After the movie, Carmen and I were STARVING. So, we tried to get money from my ATM, but it hated us. Then Ann gave me money. So we got McDonald’s…which took us forever to decide on. So we ate. Then Carmen had to leave me. I don’t think I have ever not wanted her to leave that much before. It was depressing. So…she left…and I became third wheel. But it was okay ’cause it wasn’t awkward. I finally got my pretzel and cheese which I had been craving for like, two or three weeks.

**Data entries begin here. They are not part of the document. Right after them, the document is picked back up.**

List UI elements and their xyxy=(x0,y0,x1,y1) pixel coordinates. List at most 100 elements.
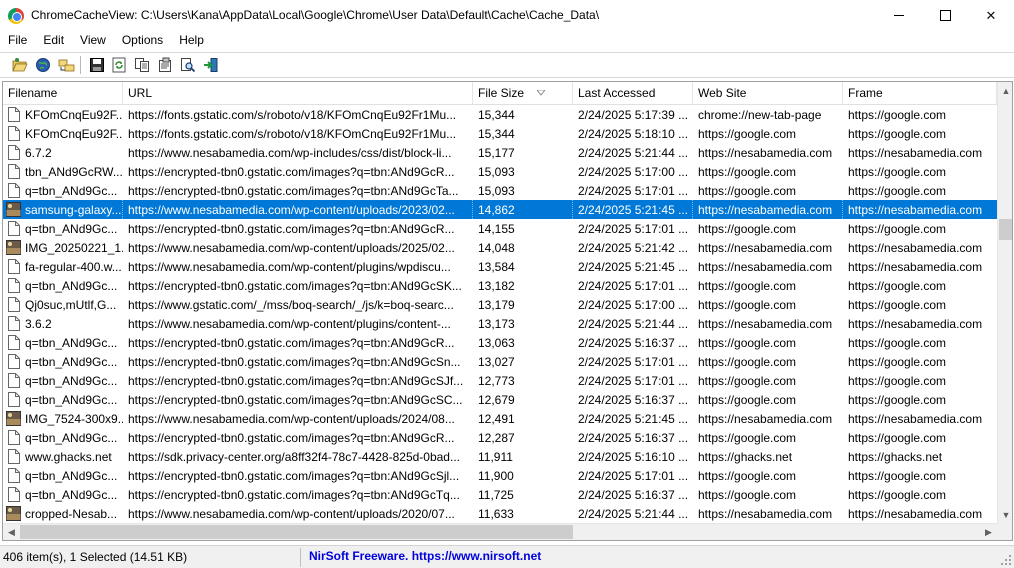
vertical-scroll-thumb[interactable] xyxy=(999,219,1012,240)
cell-filename: q=tbn_ANd9Gc... xyxy=(25,279,118,293)
cell-url: https://encrypted-tbn0.gstatic.com/image… xyxy=(128,279,462,293)
scroll-down-arrow-icon[interactable]: ▼ xyxy=(998,506,1012,523)
cell-file-size: 11,900 xyxy=(478,469,514,483)
cell-url: https://encrypted-tbn0.gstatic.com/image… xyxy=(128,431,455,445)
menu-edit[interactable]: Edit xyxy=(35,31,72,51)
cell-frame: https://ghacks.net xyxy=(848,450,943,464)
menu-help[interactable]: Help xyxy=(171,31,212,51)
maximize-button[interactable] xyxy=(922,0,968,31)
app-icon xyxy=(8,8,24,24)
cell-file-size: 15,344 xyxy=(478,108,515,122)
table-row[interactable]: KFOmCnqEu92F... https://fonts.gstatic.com… xyxy=(3,124,997,143)
table-row[interactable]: q=tbn_ANd9Gc... https://encrypted-tbn0.gs… xyxy=(3,276,997,295)
cell-web-site: https://google.com xyxy=(698,374,797,388)
refresh-icon xyxy=(112,57,126,73)
properties-button[interactable] xyxy=(156,56,174,74)
cell-frame: https://nesabamedia.com xyxy=(848,146,983,160)
find-icon xyxy=(181,58,196,73)
table-row[interactable]: www.ghacks.net https://sdk.privacy-center… xyxy=(3,447,997,466)
folders-button[interactable] xyxy=(57,56,75,74)
cache-list-view[interactable]: Filename URL File Size Last Accessed Web… xyxy=(2,81,1013,541)
table-row[interactable]: q=tbn_ANd9Gc... https://encrypted-tbn0.gs… xyxy=(3,371,997,390)
menu-file[interactable]: File xyxy=(0,31,35,51)
refresh-button[interactable] xyxy=(110,56,128,74)
table-row[interactable]: q=tbn_ANd9Gc... https://encrypted-tbn0.gs… xyxy=(3,466,997,485)
cell-filename: samsung-galaxy... xyxy=(3,200,123,219)
table-row[interactable]: Qj0suc,mUtlf,G... https://www.gstatic.com… xyxy=(3,295,997,314)
cell-frame: https://google.com xyxy=(848,431,947,445)
cell-url: https://fonts.gstatic.com/s/roboto/v18/K… xyxy=(128,108,457,122)
table-row[interactable]: IMG_20250221_1... https://www.nesabamedia… xyxy=(3,238,997,257)
close-button[interactable]: ✕ xyxy=(968,0,1014,31)
table-row[interactable]: q=tbn_ANd9Gc... https://encrypted-tbn0.gs… xyxy=(3,428,997,447)
cell-file-size: 15,344 xyxy=(478,127,515,141)
table-row[interactable]: tbn_ANd9GcRW... https://encrypted-tbn0.gs… xyxy=(3,162,997,181)
save-button[interactable] xyxy=(88,56,106,74)
table-row[interactable]: q=tbn_ANd9Gc... https://encrypted-tbn0.gs… xyxy=(3,181,997,200)
table-row[interactable]: q=tbn_ANd9Gc... https://encrypted-tbn0.gs… xyxy=(3,333,997,352)
table-row[interactable]: 6.7.2 https://www.nesabamedia.com/wp-incl… xyxy=(3,143,997,162)
cell-frame: https://google.com xyxy=(848,355,947,369)
scroll-left-arrow-icon[interactable]: ◀ xyxy=(3,524,20,540)
column-filename[interactable]: Filename xyxy=(3,82,123,104)
cell-url: https://encrypted-tbn0.gstatic.com/image… xyxy=(128,355,461,369)
table-row[interactable]: q=tbn_ANd9Gc... https://encrypted-tbn0.gs… xyxy=(3,219,997,238)
cell-url: https://www.nesabamedia.com/wp-includes/… xyxy=(128,146,452,160)
cell-file-size: 13,173 xyxy=(478,317,515,331)
status-bar: 406 item(s), 1 Selected (14.51 KB) NirSo… xyxy=(0,545,1014,568)
cell-file-size: 13,027 xyxy=(478,355,515,369)
column-file-size[interactable]: File Size xyxy=(473,82,573,104)
table-row[interactable]: cropped-Nesab... https://www.nesabamedia.… xyxy=(3,504,997,523)
cell-last-accessed: 2/24/2025 5:16:37 ... xyxy=(578,393,689,407)
column-web-site[interactable]: Web Site xyxy=(693,82,843,104)
cell-web-site: https://google.com xyxy=(698,298,797,312)
cell-last-accessed: 2/24/2025 5:17:01 ... xyxy=(578,279,689,293)
cell-url: https://encrypted-tbn0.gstatic.com/image… xyxy=(128,165,455,179)
nirsoft-link[interactable]: NirSoft Freeware. https://www.nirsoft.ne… xyxy=(309,549,541,563)
cell-last-accessed: 2/24/2025 5:16:37 ... xyxy=(578,488,689,502)
window-title: ChromeCacheView: C:\Users\Kana\AppData\L… xyxy=(31,8,600,22)
table-row[interactable]: samsung-galaxy... https://www.nesabamedia… xyxy=(3,200,997,219)
resize-grip-icon[interactable] xyxy=(1000,554,1012,566)
exit-button[interactable] xyxy=(202,56,220,74)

After a bit of walking and Ann’s dad almost seeing us with Wonton, we left the mall. On the way out, there were these two guys who were about our age sitting outside of Barnes and Nobles. So I’m walking and fixing my tights and one of ‘em was like “I like your socks!” and I was just like “Erm, thanks…” and began to walk a bit faster. Then, they either said one of three things: “You look sexy [directed towards me],” “You look sexy [directed towards Ann],” or “You two look sexy.” With that, we walked swiftly to the car. Mehh…awkward. We then went to Panda Express, Lucky’s, then Ann’s house.
I then had to call my mom who said I was grounded until the end of the year…but knowing my parents, it of course will not last that long. My dad actually said only for the next two weekends, which I can deal with. Luckily, they did not take my phone. That would’ve sucked. They said I was grounded because I always make them pick me up late…it’s not my fault, I told them to pick me up from Eastridge but they said they’d pick me up later…and it’s also not my fault that my phone died. Then, my mom said I shouldn’t be making plans when I know that my sister has games. Well…THAT IS NOT FAIR IN THE LEAST BIT. My mom said that if I don’t want to go to my sister’s games, then to sit at home and watch the dog. That’s not fair because my sister is going to have games every weekend in the summer. That means that I cannot go ANYWHERE…then again…they never said that people can’t come over. The only problem with that is that I do not know how long my grandma is staying…that makes things awkward and difficult if Carmen were to come over…no fun for us. Then again…we could always hang out in the trailer…hahahah
If they meant business days, then I should be getting my laptop tomorrow…We should probably call Best Buy…
…Almost summer…
05.02.08
Rollercoaster of Emotions
So…I haven’t blogged for awhile. The reason? No laptop. My stupid charger broke and my stupid wireless card broke…so, I have no laptop. They said it would take ten days to fix…it’s been four. So six more days! I can’t wait.
This whole week I’ve been in an up-and-down mood. It’s been terrible. One second I’ll be all happy happy, the next, I’ll feel sad and upset. It’s been more down than up though. It’s been really hard. It made me act so mean to Carmen and I hated it. It’s like…all of a sudden, I just thought about everything that’s been happening and it put me in the worst mood.
I think it’s being at school. I hate being at school. It just makes me feel uncomfortable. There’s too many people, I don’t like most of the people, classes are boring, I don’t have many of my friends in many of my classes, some of my friends don’t get along…I hate it. Whenever Carmen and I are at school, we yell at each other, but when we’re alone or with Ann or something, we’re real nice. Ann said that we had a bipolar relationship…I agree entirely. I just want school to be over and done with already.
Well…I’m kind of paranoid that someone is going to walk by while I’m typing this [I'm on the desktop in the dining room...]. So this is all I’ll write for now.